Tuesday, February 03, 2009

Your Taxes At Work (And Pleasure)

Who says the press is automatically 'anti-Israel'?

Financed by the British taxpayer, brutal torturers of the West Bank

The horrific torture of hundreds of people by Palestinian security forces in the West Bank is being funded by British taxpayers. An investigation by The Mail on Sunday has found that the forces responsible get £20million a year from the UK. The victims – some left maimed – are rounded up for alleged involvement with the militant Islamic group Hamas, yet many have nothing to do with it.

...Britain’s Department for International Development (DFID) gave £76million in all to the PA last year for ‘security sector reform’ and fostering the rule of law.
About £3million goes directly to the PA police. Another £17million pays the salaries of the PA’s array of security organisations – including the Presidential Guard intelligence service and the feared Preventive Security Organisation.

Not only are PA forces carrying out torture, the authority ignores judges’ orders to release political detainees. Last month at least 30 journalists, teachers and students were arrested – as the crackdown on Hamas was praised by a senior Israeli defence official as a necessary ‘iron fist policy’.

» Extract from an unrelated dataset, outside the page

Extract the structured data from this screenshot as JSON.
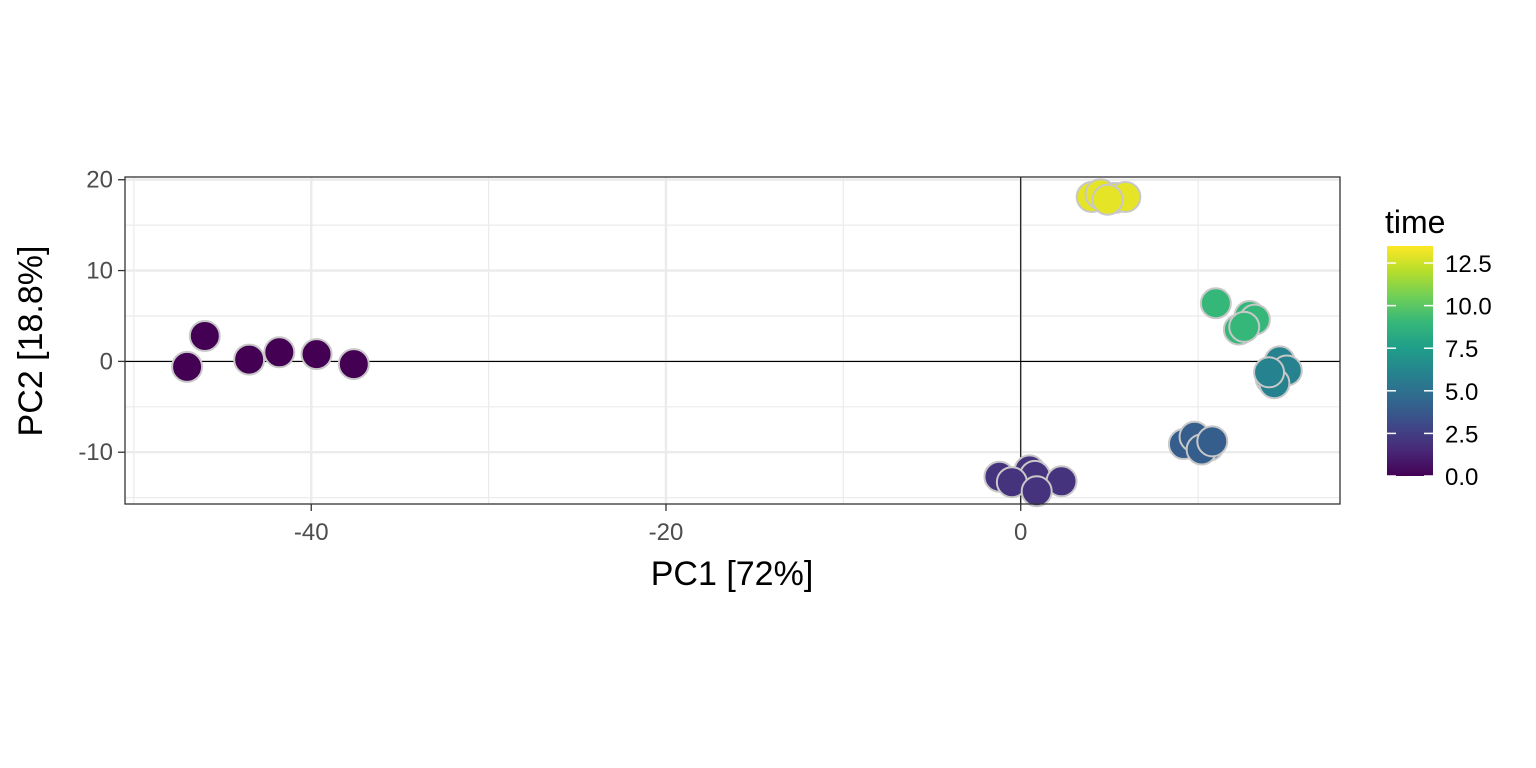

...Professor Raid Neuerat, who teaches political science at the West Bank’s Nablus University, told how PA security men handcuffed him at gunpoint in front of his wife and four children, pulled a thick, soiled hood over his head then bundled him into their car. It is a five-minute drive from his house to the local Jenaid prison – but it lasted four hours. ‘Most of that time they beat me,’ said Prof Neuerat, 39. ‘They were hitting my head and spine with their rifle butts. By the time I arrived I had lost my sight in both eyes and could not move my legs.’

...Most frightened victims did not want to be named. But they all gave similar descriptions of the brutality. One man of 29, a married teacher with a young child, said there are two categories of torture – ‘mini ’ and ‘maxi’. The commonest ‘mini’ method, known as ‘shabah’, involves hanging up shackled victims by their arms. The teacher told how he was held in a cellar at Jenaid prison last month.

‘First they shackled my hands behind my back, tied a rope round the shackles and looped it over a beam. They pulled until I was standing on tiptoes, just still able to take some weight on my legs. Then they jerked the rope so it all came on to my arms and held me there until I was on the point of passing out. They were laughing, saying it would dislocate my shoulders. They did it over and over for five or six days.’

Sometimes sharp-edged sardine cans were placed under his heels, so that when weight came back on his legs, they inflicted deep cuts. Two other victims independently described this, too.

...The Independent Commission on Human Rights, an official body established under Palestinian law, last month investigated 29 cases of torture. A British diplomat in Jerusalem said: ‘Obviously we are very aware of problems with the Palestinian security forces. We are working hard to improve their standards across the board – including human rights standards.’ The DFID said it ‘utterly condemns any unlawful harm to or detention of people and is working with the human rights groups to ensure these allegations are fully investigated’.